Abkömmlinge haben Pflichtteilsergänzungsanspruch auch für Schenkungen vor ihrer Geburt. Erklärt von Gerhard Ruby, Fachanwalt für Erbrecht. Konstanz, Radolfzell, Rottweil, Villingen-Schwenningen.
Abkömmlinge haben Pflichtteilsergänzungsanspruch auch für Schenkungen vor ihrer Geburt
Es ist eine wichtige Entscheidung für pflichtteilsberechtigte Kinder, Enkel und Urenkel. Nach einem wegweisenden BGH-Urteil vom 23.05.2012 (Az. IV ZR 250/11) haben Abkömmlinge nach einer Schenkung des Erblassers auch dann einen Pflichtteilsergänzungsanspruch, wenn sie zum Zeitpunkt dieser Schenkung noch nicht geboren waren. Der Bundesgerichtshof gab damit seine entgegenstehende frühere Rechtsprechung zu § 2325 Abs. 1 BGB auf.
Nach dem Gesetz hat der Pflichtteilsberechtigte unter bestimmten Voraussetzungen einen Anspruch auf Ergänzung seines Pflichtteils, wenn der Erblasser zu Lebzeiten einen Teil seines Vermögens an einen Dritten verschenkt hat. Zur Berechnung des Pflichtteils wird der Wert des Geschenks deshalb zum Nachlass hinzugerechnet.
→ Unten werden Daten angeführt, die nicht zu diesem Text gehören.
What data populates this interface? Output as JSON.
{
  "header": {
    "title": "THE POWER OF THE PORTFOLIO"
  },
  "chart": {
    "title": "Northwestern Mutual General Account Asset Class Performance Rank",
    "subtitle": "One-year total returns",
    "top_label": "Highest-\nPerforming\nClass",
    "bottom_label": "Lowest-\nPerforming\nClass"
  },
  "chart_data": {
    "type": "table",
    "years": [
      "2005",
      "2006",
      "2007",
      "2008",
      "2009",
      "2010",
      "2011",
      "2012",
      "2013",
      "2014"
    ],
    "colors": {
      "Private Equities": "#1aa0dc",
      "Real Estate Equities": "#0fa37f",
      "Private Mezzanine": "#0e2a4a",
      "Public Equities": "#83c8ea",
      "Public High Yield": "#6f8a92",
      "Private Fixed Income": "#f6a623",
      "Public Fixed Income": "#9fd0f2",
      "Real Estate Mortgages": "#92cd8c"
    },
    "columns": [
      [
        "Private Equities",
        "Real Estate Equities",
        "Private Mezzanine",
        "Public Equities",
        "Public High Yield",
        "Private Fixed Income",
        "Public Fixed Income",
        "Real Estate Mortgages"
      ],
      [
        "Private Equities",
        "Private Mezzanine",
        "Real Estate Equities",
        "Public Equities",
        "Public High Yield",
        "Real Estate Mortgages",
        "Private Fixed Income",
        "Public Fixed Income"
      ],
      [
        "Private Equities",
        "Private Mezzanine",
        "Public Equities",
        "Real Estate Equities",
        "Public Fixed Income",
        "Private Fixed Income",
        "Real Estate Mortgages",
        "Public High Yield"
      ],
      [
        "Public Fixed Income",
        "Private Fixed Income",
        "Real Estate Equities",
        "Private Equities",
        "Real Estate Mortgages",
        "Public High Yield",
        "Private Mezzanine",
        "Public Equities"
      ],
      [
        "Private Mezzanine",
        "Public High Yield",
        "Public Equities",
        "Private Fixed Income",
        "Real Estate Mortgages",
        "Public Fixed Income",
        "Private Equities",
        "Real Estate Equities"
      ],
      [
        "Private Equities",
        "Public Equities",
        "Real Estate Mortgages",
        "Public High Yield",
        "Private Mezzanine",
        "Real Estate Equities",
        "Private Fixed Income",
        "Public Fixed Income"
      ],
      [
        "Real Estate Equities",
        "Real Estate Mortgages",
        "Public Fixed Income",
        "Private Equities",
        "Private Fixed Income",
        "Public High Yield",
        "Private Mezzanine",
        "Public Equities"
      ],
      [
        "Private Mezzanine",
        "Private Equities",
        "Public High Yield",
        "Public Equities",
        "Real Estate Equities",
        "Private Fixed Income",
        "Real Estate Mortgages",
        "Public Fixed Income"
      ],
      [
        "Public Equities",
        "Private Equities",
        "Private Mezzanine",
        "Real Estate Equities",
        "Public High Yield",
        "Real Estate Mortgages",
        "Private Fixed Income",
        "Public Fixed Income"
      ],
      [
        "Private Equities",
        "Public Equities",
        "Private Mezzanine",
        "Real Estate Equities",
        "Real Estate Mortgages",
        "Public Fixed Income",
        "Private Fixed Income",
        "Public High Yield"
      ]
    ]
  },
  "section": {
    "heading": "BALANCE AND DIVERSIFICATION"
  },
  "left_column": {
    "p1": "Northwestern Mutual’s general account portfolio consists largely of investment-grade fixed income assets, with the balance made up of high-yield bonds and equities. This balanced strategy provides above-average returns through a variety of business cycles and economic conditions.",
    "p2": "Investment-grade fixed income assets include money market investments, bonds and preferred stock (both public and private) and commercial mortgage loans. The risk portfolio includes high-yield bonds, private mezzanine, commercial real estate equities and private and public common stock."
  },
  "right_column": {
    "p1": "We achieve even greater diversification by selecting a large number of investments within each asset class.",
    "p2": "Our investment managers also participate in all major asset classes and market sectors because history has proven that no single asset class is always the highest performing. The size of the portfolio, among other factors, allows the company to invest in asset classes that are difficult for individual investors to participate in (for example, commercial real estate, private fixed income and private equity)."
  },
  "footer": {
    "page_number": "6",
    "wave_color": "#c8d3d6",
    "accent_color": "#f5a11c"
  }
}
Nach dem BGH galt bislang: Um einen solchen Ergänzungsanspruch zu haben, musste der Betroffene nicht erst beim Erbfall, sondern schon zum Zeitpunkt der Schenkung pflichtteilsberechtigt und damit bereits geboren sein. Diese sog. „Theorie der Doppelberechtigung“ hat das Gericht 2012 verworfen. Die Begründung der Richter: Die bisherige Auffassung führe zu einer Ungleichbehandlung von Abkömmlingen, die mit dem im Grundgesetz verankerten Gleichheitsgrundsatz des Artikel 3 Abs. 1 GG nicht vereinbar sei.
Mit der alten Rechtsprechung konnte es vorkommen, dass das ältere Kind des Erblassers wegen des Ergänzungsanspruchs einen höheren Pflichtteil erhielt als sein jüngeres Geschwisterkind, das erst nach der Schenkung geboren wurde. Dank der neuen Entscheidung ist jetzt ein Pflichtteilsergänzungsanspruch nicht mehr vom zufälligen Umstand des Geburtszeitpunkts abhängig, was letztlich zu gerechteren Ergebnissen führt.